Boneka plastik keras awal dicetak dari plastik berwarna daging pucat, kemudian dicat dengan warna daging yang lebih gelap. Di atas cat daging, ditambahkan fitur lain yang dicat, seperti perona pipi, punggung tangan, dan lutut; bulu mata yang dicat; bibir kuntum mawar merah; dan/atau cat kuku di ujung jari yang mungil. Beberapa boneka memiliki mata yang dicat, tetapi sebagian besar memiliki mata tidur: mata kaca yang diberi pemberat sehingga menutup saat boneka dibaringkan, dan terbuka saat boneka diletakkan dalam posisi duduk atau berdiri.

Beberapa boneka plastik keras, seperti boneka bayi , memiliki rambut yang dibentuk, yang berarti bahwa kepalanya dibentuk dan dicat agar terlihat seperti memiliki rambut di atasnya. Banyak boneka plastik lainnya memiliki wig yang direkatkan ke kepala mereka.
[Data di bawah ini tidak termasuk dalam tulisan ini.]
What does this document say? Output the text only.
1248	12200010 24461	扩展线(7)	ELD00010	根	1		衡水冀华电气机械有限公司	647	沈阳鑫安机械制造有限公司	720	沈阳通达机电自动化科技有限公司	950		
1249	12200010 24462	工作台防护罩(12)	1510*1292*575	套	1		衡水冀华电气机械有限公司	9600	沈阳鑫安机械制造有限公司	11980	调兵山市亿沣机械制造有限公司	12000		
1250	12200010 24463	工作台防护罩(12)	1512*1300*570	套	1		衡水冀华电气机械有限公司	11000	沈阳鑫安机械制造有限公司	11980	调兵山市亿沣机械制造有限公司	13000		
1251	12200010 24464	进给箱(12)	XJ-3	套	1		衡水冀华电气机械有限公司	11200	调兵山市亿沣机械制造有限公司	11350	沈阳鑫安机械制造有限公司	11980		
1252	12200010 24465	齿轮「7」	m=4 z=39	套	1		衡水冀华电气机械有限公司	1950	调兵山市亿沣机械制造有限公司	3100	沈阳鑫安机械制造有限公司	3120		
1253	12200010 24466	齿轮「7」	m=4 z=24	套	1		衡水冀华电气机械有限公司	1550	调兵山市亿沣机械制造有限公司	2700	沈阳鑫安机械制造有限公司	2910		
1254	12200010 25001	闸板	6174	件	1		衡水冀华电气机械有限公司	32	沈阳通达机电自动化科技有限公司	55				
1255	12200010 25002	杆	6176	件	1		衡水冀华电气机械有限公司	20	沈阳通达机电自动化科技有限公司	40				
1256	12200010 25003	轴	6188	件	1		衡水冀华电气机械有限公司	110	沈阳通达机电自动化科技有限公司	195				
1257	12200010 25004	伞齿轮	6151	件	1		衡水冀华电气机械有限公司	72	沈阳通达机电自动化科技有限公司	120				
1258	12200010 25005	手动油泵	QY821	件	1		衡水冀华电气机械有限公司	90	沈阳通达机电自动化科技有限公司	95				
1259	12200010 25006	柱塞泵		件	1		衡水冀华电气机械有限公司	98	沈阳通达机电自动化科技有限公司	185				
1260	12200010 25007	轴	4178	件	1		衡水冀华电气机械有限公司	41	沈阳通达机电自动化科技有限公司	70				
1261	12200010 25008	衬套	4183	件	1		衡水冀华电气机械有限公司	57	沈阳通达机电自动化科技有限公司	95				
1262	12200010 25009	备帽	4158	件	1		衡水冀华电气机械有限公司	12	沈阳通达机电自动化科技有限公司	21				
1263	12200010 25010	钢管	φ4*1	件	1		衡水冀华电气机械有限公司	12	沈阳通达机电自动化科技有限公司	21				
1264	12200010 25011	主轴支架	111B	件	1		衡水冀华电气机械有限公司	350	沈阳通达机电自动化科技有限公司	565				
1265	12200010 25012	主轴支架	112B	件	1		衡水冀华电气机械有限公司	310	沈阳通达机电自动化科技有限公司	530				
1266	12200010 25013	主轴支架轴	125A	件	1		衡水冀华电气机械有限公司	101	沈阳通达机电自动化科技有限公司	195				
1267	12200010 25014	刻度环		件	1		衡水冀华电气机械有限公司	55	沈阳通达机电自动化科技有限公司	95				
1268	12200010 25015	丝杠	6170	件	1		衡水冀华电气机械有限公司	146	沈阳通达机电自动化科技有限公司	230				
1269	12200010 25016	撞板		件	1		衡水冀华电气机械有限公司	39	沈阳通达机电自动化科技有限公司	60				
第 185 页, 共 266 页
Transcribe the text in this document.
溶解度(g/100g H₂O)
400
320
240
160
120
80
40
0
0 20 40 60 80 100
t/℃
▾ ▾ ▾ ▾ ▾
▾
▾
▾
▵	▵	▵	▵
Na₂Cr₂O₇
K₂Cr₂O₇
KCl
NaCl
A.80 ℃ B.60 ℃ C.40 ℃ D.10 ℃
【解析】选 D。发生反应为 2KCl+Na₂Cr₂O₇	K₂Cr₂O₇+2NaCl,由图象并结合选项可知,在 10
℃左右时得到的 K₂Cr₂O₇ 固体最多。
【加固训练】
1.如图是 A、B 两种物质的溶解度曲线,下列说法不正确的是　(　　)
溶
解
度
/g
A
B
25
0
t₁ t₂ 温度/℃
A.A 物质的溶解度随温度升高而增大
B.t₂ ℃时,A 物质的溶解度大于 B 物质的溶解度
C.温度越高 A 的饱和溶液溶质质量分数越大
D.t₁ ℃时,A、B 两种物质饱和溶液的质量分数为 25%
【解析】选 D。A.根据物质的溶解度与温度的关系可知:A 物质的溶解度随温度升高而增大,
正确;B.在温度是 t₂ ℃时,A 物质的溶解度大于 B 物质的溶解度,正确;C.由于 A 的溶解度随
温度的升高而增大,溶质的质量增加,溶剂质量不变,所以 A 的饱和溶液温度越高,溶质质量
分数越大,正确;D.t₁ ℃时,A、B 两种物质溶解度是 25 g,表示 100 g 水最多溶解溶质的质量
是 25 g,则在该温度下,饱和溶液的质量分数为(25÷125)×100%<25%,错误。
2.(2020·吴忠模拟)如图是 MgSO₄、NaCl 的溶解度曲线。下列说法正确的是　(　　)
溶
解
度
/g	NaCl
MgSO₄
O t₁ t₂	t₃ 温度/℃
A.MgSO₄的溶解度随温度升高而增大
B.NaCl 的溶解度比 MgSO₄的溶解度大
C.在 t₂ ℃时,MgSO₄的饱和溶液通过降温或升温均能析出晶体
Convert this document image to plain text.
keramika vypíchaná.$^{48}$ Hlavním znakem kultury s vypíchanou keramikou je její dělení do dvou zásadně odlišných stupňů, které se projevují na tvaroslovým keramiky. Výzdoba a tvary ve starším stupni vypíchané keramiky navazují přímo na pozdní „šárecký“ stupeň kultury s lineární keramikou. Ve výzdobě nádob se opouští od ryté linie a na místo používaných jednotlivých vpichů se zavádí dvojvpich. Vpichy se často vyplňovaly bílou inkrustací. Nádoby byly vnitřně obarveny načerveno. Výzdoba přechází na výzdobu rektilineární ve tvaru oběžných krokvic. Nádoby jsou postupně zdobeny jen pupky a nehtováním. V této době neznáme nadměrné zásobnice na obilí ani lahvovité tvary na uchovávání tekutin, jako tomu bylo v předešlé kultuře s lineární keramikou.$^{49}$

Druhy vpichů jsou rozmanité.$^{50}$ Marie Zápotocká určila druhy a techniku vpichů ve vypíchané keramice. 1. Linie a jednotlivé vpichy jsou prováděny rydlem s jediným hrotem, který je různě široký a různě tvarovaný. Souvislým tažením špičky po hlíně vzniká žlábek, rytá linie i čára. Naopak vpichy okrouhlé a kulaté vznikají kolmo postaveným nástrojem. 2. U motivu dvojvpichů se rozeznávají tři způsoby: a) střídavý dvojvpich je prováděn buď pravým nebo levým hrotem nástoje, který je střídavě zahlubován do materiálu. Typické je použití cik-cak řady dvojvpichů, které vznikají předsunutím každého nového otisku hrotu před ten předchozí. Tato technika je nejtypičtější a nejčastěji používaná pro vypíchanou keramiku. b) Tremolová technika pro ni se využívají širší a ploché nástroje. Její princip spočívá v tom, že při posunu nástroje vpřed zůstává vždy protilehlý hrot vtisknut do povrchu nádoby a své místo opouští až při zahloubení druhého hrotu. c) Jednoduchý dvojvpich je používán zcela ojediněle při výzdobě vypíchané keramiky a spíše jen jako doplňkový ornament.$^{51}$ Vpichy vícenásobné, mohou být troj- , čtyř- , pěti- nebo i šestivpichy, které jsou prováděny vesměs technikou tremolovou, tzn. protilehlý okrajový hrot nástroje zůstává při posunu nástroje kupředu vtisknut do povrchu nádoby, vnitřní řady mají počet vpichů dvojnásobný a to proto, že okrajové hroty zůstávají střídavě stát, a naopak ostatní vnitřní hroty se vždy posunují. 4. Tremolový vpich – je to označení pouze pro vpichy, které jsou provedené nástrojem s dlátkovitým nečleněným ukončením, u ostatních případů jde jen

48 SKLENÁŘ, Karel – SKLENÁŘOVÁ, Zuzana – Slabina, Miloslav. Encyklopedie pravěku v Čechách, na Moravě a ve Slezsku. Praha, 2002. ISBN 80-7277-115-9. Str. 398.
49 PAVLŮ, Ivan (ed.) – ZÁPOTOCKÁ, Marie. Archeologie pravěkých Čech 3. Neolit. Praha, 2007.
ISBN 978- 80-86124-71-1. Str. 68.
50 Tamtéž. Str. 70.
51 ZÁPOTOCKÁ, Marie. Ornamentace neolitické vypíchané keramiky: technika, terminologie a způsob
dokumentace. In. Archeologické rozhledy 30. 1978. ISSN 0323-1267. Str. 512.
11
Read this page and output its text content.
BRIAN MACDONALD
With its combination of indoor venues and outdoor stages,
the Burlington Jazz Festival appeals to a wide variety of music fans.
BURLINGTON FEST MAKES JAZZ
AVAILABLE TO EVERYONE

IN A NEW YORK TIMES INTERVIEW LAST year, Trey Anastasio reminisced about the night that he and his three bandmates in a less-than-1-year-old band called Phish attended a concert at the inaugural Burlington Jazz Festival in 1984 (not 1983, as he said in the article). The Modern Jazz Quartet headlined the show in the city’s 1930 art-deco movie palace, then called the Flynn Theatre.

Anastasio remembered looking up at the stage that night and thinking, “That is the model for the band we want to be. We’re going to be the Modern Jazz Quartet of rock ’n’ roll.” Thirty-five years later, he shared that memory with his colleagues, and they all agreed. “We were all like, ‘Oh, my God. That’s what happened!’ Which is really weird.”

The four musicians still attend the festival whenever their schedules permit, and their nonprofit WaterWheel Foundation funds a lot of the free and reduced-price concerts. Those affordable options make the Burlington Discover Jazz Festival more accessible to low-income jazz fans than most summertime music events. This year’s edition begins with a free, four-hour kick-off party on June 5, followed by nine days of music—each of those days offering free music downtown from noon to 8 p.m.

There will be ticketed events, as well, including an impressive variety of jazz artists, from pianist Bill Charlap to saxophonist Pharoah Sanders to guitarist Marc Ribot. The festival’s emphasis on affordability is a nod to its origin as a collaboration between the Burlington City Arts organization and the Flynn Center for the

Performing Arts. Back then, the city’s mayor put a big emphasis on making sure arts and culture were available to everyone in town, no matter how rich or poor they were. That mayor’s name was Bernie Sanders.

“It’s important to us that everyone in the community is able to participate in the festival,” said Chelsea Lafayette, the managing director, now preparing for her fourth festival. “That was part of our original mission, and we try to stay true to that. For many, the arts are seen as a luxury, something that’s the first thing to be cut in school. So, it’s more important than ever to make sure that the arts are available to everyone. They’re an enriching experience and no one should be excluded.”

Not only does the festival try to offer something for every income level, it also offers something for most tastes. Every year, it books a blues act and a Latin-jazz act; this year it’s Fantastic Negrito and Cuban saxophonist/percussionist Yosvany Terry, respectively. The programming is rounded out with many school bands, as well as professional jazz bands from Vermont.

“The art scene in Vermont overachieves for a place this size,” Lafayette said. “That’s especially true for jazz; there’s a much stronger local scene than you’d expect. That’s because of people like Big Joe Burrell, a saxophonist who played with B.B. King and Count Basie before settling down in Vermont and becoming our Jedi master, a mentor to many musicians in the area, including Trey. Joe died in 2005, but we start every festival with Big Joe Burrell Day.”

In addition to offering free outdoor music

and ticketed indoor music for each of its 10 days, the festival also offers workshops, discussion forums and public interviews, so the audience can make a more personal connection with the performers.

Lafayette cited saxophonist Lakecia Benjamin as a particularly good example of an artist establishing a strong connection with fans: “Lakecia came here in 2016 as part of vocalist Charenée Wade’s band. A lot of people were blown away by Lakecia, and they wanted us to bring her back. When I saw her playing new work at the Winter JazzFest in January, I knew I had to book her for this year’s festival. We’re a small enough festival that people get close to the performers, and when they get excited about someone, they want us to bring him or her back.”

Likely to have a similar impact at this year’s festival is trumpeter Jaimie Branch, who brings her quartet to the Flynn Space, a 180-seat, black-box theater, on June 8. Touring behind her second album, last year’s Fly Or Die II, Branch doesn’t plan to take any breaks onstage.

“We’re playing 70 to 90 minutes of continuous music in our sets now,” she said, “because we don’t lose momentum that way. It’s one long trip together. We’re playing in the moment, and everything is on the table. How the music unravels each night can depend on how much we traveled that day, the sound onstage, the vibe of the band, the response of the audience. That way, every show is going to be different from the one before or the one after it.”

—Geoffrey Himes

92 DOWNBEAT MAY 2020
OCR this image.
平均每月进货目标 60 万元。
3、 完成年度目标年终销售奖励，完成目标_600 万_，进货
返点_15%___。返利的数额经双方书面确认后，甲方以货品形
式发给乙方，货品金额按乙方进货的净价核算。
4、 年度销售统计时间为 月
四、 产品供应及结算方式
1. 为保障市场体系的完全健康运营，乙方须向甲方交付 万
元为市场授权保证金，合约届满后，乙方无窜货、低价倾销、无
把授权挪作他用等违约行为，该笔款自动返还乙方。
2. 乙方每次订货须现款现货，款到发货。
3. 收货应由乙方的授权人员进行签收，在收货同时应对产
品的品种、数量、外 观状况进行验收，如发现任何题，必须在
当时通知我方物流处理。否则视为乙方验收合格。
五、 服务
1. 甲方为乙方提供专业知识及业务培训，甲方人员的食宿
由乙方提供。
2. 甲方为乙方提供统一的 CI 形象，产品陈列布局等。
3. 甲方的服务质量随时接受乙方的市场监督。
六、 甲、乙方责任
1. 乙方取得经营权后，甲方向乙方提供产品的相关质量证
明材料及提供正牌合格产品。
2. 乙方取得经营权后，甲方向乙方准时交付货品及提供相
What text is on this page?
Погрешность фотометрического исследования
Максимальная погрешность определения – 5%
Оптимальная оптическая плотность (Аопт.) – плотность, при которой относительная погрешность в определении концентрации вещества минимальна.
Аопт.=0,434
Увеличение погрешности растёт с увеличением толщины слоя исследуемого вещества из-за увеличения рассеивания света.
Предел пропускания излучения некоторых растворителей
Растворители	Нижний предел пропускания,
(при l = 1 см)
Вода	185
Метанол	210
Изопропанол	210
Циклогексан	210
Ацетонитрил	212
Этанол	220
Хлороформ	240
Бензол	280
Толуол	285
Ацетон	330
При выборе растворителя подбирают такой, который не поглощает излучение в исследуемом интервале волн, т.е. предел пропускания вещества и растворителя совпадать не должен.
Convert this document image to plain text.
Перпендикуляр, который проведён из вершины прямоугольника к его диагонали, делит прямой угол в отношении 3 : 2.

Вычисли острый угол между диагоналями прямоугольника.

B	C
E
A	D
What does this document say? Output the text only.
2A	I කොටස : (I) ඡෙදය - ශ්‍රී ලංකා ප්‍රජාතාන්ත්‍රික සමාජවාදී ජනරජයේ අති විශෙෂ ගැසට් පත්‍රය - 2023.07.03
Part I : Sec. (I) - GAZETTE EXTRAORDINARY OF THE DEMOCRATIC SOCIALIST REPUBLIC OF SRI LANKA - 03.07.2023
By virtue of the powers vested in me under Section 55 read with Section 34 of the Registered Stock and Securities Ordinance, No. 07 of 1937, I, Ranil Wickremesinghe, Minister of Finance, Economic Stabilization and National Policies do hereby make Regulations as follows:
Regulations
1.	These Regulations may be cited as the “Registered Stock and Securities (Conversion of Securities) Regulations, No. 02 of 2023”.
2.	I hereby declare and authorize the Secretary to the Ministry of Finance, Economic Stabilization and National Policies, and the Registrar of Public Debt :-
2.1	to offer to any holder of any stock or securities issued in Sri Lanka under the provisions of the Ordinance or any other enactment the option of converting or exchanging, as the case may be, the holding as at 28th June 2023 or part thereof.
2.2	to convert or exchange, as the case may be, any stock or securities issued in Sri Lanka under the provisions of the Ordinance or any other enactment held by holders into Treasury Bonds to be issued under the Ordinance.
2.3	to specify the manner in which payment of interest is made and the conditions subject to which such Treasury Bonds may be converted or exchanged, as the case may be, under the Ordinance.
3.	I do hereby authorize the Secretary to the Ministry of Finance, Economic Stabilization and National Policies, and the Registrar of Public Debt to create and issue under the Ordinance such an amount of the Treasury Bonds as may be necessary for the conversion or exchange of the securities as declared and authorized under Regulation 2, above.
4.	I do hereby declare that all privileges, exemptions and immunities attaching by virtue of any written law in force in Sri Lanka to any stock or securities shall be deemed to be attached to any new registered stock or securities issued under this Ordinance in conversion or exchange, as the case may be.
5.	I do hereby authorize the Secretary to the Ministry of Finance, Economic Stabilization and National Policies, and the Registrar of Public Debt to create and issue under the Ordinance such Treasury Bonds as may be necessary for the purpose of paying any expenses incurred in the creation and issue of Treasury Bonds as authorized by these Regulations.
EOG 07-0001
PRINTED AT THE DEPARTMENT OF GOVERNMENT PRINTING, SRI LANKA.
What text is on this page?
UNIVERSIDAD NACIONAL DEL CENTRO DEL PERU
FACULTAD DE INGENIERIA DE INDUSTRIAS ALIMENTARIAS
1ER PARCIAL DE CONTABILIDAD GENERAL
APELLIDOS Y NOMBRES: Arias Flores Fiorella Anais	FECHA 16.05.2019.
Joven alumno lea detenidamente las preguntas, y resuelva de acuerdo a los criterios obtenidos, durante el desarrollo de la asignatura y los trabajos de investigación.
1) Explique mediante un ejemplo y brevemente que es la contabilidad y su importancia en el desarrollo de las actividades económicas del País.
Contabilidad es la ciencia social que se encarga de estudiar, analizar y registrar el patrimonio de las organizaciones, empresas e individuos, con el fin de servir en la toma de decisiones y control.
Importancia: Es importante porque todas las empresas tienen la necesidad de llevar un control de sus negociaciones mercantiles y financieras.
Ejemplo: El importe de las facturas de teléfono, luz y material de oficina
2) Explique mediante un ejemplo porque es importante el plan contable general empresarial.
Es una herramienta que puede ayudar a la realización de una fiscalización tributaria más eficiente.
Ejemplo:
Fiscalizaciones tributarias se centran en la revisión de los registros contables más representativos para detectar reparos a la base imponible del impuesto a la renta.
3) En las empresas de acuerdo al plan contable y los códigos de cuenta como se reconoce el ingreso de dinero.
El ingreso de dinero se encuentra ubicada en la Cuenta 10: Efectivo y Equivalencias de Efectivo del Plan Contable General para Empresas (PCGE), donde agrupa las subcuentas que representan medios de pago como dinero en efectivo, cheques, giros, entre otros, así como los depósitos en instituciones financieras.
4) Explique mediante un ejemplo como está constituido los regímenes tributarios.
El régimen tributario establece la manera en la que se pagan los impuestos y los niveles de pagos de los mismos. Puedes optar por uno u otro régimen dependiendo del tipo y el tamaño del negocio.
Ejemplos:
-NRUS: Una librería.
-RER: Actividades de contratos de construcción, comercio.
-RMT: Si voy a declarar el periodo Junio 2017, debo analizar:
Wig awal dibuat dari mohair, sedangkan wig kemudian dibuat dari saran, sejenis rambut plastik yang bisa disikat, dicuci, dan dikeriting menggunakan pengeriting seukuran boneka. Pada pertengahan tahun lima puluhan, ketika vinil pertama kali digunakan, beberapa boneka memiliki “topi tengkorak” — vinil atau potongan rambut plastik lembut, agak seperti wig kecuali dengan rambut berakar — yang direkatkan ke kepala boneka seperti wig. Belakangan, beberapa boneka memiliki tubuh plastik keras dan kepala vinil dengan rambut berakar.

Kebanyakan boneka plastik keras awal datang dalam ukuran yang lebih besar, seperti boneka 14 inci, 17 inci, dan 20 inci. Plastik keras dengan cepat menjadi bahan populer untuk boneka balita delapan inci tahun 1950-an; kemudian, plastik keras bahkan digunakan untuk beberapa boneka cara yang menjadi populer di akhir tahun lima puluhan dan enam puluhan. Mayat-mayat itu biasanya terdiri dari enam bagian tubuh: lengan, kaki, batang tubuh, dan kepala.

Karena plastik keras adalah bahan yang tahan lama, sekarang ini jauh lebih mudah untuk menemukan boneka plastik keras dalam kondisi baik daripada menemukan komposisi atau boneka porselen tanpa keripik, retak, atau pecah. Namun, boneka-boneka ini bukan tanpa masalah. Salah satu masalah yang paling umum adalah plastik keras cenderung terpisah pada jahitan potongan berongga, seperti batang tubuh dan kepala. Biasanya, pemisahan jahitan seperti itu terjadi karena tekanan pada jahitan; misalnya, boneka yang digantung terlalu erat pada akhirnya dapat menunjukkan pemisahan jahitan di leher, dan boneka walker sering kali memiliki pemisahan di bagian bawah batang tubuh, di mana mekanisme berjalan berada. Boneka ini juga bisa retak atau pecah jika terjatuh, tetapi secara keseluruhan, plastik keras adalah bahan yang jauh lebih tahan lama daripada yang digunakan untuk membuat boneka sebelumnya.